"""
Judger 体系关系图
=================
┌─────────────────┐
│ Judger │ ← 所有 judger 的统一接口
│ judge(state) │
│ batch_judge(list)│
└────────┬────────┘
│ 继承
┌──────────────────┼───────────────────┐
│ │ │
┌────────▼───────┐ ┌───────▼──────┐ ┌────────▼────────┐
│ NativeJudger │ │ RemoteJudger │ │ JudgerPool │
│ │ │ │ │ │
│ 本地执行 │ │ Ray Actor 代理│ │ 多副本负载均衡 │
│ 调用 reward_fn │ │ 调用.remote() │ │ round-robin 分发│
└────────────────┘ └───────┬──────┘ └────────┬────────┘
│ 包含 │ 包含多个
┌───────▼──────┐ ┌───────▼──────┐
│ JudgerActor │ │ RemoteJudger │
│ (Ray Actor) │ │ (同左) │
│ 包装NativeJ │ └──────────────┘
└───────┬──────┘
│ 内部调用
┌───────▼──────┐
│ NativeJudger │
└──────────────┘
┌──────────────────────────────────────┐
│ ComposedJudger │
│ │
│ data_source → 选 branch → judge │
│ merge_fn → 合并多个 branch 的结果 │
│ │
│ branches: dict[str, Judger] │
│ (每个 branch 可以是上面任意一种) │
└──────────────────────────────────────┘
构建模式
--------
未配置 external CPU resources → NativeJudger (纯本地,无 Ray)

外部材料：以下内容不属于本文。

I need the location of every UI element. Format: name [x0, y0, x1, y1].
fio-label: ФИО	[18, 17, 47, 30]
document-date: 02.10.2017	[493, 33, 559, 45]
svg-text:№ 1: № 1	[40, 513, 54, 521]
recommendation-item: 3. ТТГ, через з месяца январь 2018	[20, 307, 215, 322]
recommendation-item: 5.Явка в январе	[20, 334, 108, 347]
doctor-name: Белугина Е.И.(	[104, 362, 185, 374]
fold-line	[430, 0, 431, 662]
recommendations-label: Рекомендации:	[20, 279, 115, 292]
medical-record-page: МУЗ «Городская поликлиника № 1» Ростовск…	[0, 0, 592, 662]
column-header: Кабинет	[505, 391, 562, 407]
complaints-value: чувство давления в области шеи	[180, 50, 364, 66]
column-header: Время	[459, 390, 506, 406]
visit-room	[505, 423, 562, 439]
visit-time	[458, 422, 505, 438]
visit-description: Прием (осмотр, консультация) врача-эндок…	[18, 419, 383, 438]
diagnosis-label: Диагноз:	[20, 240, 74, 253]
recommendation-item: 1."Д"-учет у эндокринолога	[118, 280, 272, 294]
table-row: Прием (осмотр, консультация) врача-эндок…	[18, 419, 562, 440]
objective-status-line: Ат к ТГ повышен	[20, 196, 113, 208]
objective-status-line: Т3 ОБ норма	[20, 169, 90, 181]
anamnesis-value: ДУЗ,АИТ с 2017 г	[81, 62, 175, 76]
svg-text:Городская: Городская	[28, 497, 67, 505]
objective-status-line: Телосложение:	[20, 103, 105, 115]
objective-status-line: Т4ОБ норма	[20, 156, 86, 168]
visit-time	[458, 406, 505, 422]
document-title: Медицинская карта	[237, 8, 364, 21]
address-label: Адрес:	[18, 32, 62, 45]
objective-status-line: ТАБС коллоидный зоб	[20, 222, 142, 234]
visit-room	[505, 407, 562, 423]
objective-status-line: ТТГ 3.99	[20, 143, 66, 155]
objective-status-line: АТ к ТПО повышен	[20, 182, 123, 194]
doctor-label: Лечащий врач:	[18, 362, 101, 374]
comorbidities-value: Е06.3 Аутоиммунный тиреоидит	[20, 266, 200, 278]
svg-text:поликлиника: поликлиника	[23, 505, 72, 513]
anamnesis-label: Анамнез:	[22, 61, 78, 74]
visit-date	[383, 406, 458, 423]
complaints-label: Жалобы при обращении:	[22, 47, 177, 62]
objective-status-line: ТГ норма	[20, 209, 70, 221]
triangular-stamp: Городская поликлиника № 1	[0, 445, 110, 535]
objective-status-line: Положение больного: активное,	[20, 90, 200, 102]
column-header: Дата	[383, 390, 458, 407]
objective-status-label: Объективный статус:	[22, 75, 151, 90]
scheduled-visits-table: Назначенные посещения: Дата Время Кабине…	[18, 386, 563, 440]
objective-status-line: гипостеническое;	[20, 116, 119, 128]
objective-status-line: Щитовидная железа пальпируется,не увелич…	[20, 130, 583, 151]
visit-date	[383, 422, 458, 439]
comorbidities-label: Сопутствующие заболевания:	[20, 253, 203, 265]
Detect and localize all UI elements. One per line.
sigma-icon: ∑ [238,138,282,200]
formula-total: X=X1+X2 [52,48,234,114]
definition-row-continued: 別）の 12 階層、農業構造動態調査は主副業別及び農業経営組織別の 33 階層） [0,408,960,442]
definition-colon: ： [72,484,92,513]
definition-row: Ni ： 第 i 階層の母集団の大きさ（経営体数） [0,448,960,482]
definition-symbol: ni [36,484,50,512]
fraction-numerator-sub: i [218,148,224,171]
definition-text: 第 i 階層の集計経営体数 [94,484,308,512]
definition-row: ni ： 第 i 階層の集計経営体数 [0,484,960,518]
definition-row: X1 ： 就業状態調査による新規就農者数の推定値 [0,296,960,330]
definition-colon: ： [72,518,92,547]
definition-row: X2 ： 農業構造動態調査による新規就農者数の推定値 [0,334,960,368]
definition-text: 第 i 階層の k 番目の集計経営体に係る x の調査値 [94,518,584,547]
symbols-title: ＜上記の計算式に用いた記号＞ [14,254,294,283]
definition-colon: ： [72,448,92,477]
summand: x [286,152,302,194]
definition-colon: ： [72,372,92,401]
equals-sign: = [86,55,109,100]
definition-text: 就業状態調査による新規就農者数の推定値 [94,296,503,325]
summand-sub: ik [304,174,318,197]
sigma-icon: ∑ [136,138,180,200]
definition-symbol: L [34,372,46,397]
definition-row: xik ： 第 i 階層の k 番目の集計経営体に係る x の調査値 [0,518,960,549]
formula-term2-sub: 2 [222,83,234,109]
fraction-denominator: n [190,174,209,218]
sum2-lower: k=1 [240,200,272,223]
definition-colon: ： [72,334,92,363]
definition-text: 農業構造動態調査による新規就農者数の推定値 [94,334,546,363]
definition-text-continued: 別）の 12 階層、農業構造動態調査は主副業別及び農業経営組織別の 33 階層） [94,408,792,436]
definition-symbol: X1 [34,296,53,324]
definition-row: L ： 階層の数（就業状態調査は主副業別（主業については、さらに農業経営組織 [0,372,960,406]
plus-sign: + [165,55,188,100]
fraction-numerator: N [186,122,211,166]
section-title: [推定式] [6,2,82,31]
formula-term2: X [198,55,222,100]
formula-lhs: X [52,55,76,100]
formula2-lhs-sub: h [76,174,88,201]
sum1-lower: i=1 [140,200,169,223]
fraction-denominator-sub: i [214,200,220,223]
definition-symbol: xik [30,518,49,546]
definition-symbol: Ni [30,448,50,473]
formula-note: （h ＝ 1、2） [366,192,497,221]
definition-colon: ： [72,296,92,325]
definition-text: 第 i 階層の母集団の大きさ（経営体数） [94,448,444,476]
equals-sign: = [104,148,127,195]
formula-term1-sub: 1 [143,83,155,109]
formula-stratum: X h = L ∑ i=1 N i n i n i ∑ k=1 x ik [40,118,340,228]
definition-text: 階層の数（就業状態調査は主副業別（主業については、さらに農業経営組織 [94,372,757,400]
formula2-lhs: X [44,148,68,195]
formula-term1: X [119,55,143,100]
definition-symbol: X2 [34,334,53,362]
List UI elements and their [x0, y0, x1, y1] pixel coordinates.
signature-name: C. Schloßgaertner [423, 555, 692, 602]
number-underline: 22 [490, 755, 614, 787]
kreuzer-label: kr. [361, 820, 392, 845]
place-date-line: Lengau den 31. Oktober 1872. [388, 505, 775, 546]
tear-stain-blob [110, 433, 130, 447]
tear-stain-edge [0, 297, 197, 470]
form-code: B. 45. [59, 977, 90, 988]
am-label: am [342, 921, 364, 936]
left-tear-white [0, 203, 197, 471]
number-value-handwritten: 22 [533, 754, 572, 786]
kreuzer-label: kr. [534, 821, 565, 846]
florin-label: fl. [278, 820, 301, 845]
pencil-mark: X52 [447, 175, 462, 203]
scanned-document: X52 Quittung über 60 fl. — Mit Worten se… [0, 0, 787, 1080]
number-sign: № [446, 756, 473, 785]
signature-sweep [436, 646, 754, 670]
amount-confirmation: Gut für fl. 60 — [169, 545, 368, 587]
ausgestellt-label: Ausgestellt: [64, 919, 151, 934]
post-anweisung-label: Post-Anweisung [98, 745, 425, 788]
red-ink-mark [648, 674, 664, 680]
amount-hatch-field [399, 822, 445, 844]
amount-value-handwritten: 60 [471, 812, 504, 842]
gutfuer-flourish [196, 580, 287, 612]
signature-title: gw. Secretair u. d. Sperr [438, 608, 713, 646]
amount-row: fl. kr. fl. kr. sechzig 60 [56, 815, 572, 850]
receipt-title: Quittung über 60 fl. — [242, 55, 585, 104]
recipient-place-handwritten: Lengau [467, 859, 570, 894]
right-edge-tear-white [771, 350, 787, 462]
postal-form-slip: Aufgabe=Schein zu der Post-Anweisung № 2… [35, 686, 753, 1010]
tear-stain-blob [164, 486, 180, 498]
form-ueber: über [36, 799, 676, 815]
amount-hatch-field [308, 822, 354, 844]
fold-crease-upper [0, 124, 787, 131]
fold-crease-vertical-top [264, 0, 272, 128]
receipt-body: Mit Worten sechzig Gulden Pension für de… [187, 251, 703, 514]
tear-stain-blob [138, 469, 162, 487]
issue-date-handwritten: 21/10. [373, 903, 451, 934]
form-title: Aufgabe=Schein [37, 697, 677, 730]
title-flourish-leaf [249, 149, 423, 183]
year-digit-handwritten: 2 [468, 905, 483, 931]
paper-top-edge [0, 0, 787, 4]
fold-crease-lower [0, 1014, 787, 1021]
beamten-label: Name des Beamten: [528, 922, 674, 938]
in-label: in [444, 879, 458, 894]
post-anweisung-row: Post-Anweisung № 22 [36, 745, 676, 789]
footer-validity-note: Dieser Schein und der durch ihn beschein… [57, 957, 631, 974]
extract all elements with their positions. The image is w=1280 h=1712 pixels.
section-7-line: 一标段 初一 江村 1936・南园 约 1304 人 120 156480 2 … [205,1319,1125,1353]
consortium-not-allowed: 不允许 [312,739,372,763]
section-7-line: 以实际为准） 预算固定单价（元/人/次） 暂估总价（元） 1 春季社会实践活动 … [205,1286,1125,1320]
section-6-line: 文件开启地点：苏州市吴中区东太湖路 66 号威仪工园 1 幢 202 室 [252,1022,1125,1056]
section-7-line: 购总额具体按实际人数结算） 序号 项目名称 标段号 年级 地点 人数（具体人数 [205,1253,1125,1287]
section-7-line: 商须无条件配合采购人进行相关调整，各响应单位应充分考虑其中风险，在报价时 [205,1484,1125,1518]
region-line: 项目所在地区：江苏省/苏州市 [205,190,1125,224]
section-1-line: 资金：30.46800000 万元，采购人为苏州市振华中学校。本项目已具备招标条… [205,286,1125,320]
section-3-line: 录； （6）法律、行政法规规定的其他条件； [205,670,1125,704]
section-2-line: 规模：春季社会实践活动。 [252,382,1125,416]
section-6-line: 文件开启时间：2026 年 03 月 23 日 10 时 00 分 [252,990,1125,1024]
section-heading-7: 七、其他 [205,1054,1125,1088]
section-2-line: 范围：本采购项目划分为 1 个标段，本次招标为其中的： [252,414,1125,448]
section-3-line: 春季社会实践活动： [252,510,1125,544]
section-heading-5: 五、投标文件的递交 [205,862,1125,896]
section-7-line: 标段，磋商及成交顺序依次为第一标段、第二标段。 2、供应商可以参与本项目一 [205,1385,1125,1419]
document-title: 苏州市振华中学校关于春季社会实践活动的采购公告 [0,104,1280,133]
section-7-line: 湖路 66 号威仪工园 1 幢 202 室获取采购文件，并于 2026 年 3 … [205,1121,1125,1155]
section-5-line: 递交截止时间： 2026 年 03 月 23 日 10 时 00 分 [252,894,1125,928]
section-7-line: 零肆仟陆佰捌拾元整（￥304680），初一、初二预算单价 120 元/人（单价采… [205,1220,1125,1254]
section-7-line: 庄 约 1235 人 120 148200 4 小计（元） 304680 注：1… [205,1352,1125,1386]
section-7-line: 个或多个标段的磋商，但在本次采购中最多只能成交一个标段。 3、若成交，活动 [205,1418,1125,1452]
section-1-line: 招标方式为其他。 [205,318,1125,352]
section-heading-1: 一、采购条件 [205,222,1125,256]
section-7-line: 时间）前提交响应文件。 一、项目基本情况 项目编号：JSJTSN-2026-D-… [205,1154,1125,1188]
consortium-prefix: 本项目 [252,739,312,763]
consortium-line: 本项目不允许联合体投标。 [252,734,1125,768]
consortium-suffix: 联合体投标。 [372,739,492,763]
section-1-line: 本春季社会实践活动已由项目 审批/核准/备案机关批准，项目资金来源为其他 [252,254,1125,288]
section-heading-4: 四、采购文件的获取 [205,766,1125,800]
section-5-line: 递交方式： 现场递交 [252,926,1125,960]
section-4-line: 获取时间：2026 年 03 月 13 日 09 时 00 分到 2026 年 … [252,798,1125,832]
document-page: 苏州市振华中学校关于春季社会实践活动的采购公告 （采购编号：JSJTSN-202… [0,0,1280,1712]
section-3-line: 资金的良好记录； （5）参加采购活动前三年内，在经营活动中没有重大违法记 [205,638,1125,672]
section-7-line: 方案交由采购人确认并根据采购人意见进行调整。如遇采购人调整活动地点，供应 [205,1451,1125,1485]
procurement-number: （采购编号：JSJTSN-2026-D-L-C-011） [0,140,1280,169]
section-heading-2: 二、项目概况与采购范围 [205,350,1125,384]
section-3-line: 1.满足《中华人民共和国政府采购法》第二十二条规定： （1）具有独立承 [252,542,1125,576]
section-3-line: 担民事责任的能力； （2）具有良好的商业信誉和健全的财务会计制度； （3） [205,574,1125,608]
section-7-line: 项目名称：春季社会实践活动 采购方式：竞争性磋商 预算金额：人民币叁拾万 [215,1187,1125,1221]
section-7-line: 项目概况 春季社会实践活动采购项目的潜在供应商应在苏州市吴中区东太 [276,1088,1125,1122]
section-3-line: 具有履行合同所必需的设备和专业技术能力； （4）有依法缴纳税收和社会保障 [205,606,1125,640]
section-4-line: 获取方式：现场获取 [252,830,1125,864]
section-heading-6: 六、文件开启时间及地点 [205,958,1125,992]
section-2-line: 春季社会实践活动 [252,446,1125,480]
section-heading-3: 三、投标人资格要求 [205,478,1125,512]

配置 external CPU resources 且 num_workers = 1 → RemoteJudger
└─► JudgerActor (Ray Worker)
└─► NativeJudger
配置 external CPU resources 且 num_workers > 1 → JudgerPool
├─► RemoteJudger → JudgerActor → NativeJudger
├─► RemoteJudger → JudgerActor → NativeJudger
└─► RemoteJudger → JudgerActor → NativeJudger
调用链示例(remote 模式,单条打分)
------------------------------------
AgentLoop
└─► RemoteJudger.judge(state)
├─► preprocess(state) ← driver 侧提取轻量 payload
└─► JudgerActor.judge_payload.remote(payload)
└─► NativeJudger.judge_payload(payload)
└─► reward_handler(response, label)
批量打分语义
------------
Judger.judge 只处理单条 RolloutState。需要批量打分时调用
Judger.batch_judge(list[RolloutState])。不是所有具体 judger 都支持 batch;
比如 NativeJudger 和 CompassVerifierV2 会在 batch_judge 入口直接报错。
"""
from __future__ import annotations
import asyncio
import inspect
from typing import Any, Callable, TypeAlias, cast
import httpx
from pydantic import BaseModel, ConfigDict, Field
from ray.actor import ActorClass, ActorProxy
from xtuner.v1.data_proto.rl_data import RolloutState
from xtuner.v1.rl.utils import CPUActorLauncher, CPUResourcesConfig
from xtuner.v1.utils.logger import get_logger
from xtuner.v1.utils.type_helper import ray_method
logger = get_logger()
JudgerPayload: TypeAlias = dict[str, Any]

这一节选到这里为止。